Abstract
Purpose :
Meta-learning provides a promising pathway to train convolutional neural networks (CNNs) under data scarcity, yet its accuracy is restricted in screening strabismus due to the inability to make full use of eye information of data. To alleviate this issue, this study proposed a method by combining a meta-learning approach with image processing methods to fully extract the information that helps determine strabismus, thereby improving the classification accuracy for screening strabismus
Methods :
The meta-learning approach was initially pretrained on a public dataset to obtain a well-generalized embedding network for extracting relevant pixel features while image processing methods were used to extract the position features of eye regions (e.g., iris position, corneal light reflex) as supplementary features.
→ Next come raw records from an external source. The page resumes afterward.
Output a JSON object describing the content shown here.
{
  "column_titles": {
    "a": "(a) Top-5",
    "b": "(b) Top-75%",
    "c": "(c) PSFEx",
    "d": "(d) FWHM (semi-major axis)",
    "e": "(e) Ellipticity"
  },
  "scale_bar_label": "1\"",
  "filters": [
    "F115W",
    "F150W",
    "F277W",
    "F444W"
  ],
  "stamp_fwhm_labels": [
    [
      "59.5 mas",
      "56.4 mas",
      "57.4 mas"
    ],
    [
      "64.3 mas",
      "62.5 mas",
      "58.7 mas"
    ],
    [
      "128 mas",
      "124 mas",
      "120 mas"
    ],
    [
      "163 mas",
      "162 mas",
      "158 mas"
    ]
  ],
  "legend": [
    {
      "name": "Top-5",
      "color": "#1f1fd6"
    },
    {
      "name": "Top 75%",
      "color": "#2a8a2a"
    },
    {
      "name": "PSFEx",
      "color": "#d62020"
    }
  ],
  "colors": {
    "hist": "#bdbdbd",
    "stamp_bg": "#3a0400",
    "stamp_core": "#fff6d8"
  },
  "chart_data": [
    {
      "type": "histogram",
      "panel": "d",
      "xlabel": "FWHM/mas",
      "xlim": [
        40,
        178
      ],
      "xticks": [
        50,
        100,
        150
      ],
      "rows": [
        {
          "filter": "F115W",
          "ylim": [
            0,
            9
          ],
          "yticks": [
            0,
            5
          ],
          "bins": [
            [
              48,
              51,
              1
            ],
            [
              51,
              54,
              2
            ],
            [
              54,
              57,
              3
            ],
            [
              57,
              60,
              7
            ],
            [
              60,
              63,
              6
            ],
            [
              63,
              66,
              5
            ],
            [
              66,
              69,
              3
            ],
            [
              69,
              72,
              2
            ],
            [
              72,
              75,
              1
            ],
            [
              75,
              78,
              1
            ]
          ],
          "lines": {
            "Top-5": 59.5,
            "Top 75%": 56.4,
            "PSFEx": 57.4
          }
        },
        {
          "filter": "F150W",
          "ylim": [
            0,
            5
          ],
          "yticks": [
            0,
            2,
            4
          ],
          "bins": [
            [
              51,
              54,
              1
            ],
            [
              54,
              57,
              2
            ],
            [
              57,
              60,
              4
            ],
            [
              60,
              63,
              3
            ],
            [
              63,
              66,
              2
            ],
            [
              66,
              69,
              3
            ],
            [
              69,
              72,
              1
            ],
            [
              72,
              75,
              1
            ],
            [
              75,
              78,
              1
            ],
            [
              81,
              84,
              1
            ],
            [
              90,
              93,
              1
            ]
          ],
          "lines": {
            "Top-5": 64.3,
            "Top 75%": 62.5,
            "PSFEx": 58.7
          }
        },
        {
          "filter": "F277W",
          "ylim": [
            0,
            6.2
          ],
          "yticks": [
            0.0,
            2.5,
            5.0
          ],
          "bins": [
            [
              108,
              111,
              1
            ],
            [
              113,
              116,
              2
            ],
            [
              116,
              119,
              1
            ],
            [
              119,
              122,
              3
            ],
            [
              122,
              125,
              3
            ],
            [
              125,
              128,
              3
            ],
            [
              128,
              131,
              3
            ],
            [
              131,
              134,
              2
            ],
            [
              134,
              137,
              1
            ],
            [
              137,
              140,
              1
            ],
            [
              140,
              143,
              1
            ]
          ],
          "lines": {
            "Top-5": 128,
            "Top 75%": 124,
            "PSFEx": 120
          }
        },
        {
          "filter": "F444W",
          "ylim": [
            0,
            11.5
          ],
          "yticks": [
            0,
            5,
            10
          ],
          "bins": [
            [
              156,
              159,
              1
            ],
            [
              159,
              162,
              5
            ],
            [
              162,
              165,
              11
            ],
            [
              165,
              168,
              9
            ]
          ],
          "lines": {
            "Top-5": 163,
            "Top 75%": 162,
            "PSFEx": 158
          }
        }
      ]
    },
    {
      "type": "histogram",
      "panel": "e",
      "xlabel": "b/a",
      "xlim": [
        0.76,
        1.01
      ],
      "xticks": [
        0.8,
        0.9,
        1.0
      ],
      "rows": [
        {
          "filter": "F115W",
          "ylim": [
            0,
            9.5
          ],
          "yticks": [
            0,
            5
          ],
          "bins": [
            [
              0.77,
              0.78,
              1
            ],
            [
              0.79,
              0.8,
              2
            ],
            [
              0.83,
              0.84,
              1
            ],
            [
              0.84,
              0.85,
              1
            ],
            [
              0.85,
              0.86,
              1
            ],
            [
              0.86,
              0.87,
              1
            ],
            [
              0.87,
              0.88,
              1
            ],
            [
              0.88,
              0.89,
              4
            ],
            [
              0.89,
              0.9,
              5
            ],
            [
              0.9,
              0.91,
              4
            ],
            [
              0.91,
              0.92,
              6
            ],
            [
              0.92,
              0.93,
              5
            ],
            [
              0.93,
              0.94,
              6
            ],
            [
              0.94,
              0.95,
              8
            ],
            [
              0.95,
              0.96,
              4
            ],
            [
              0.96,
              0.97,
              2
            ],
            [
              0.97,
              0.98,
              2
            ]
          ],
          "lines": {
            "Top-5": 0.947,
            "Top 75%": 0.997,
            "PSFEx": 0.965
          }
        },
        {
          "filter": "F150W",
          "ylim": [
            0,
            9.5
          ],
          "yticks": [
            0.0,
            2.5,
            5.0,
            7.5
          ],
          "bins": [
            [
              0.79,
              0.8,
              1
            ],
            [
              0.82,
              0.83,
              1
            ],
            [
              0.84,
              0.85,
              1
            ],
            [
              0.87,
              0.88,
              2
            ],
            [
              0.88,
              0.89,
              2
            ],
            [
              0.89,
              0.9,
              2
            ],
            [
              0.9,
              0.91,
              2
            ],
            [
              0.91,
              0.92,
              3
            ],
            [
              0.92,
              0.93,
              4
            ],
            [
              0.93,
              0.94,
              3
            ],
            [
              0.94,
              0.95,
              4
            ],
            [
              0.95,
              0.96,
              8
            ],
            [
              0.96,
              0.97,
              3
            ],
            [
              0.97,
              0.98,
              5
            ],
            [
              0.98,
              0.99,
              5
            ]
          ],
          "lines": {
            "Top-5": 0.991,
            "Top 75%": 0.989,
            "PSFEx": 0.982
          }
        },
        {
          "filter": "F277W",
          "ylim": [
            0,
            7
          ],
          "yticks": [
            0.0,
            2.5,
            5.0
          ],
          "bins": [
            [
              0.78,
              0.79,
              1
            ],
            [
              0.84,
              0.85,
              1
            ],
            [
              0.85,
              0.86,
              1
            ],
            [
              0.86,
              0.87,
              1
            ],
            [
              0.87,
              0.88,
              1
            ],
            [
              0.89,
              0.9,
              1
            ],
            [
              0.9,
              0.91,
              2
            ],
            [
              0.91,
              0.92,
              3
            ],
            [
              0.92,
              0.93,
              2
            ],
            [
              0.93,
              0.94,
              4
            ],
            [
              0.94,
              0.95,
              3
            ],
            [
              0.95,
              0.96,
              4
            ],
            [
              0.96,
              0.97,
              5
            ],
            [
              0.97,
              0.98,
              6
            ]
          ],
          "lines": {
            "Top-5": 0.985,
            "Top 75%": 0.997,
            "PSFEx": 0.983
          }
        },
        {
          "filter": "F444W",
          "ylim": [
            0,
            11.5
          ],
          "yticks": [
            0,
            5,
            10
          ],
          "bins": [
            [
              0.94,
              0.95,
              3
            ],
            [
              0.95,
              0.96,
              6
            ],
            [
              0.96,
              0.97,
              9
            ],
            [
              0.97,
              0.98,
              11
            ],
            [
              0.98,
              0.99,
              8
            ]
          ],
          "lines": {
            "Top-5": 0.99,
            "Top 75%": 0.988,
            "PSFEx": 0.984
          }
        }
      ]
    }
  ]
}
The dimensionality of pixel features was reduced to integrate with the low-dimensional supplementary features via principal component analysis, and the integrated features were used to train a support vector machine classifier for performing strabismus screening. A total of 60 images (30 normal and 30 strabismus) were used to verify the effectiveness of the proposed method, and its classification performance was assessed by computing the accuracy, specificity, and sensitivity through 5000 experiments.
Results :
The classification accuracy using only the meta-learning approach achieved 0.709 with a sensitivity (i.e., correctly classify strabismus) of 0.740 and a specificity (i.e., correctly classify normal) of 0.678 while the proposed method achieved 0.805 classification accuracy with a sensitivity of 0.768 and a specificity of 0.842 in strabismus screening.
Conclusions :
The proposed strabismus screening method achieved promising classification accuracy and improved the classification performance by about 10% than using the meta-learning approach alone under data scarcity. We expect that this combination approach can be an effective solution in medical fields where data scarcity is common.
This abstract was presented at the 2022 ARVO Annual Meeting, held in Denver, CO, May 1-4, 2022, and virtually.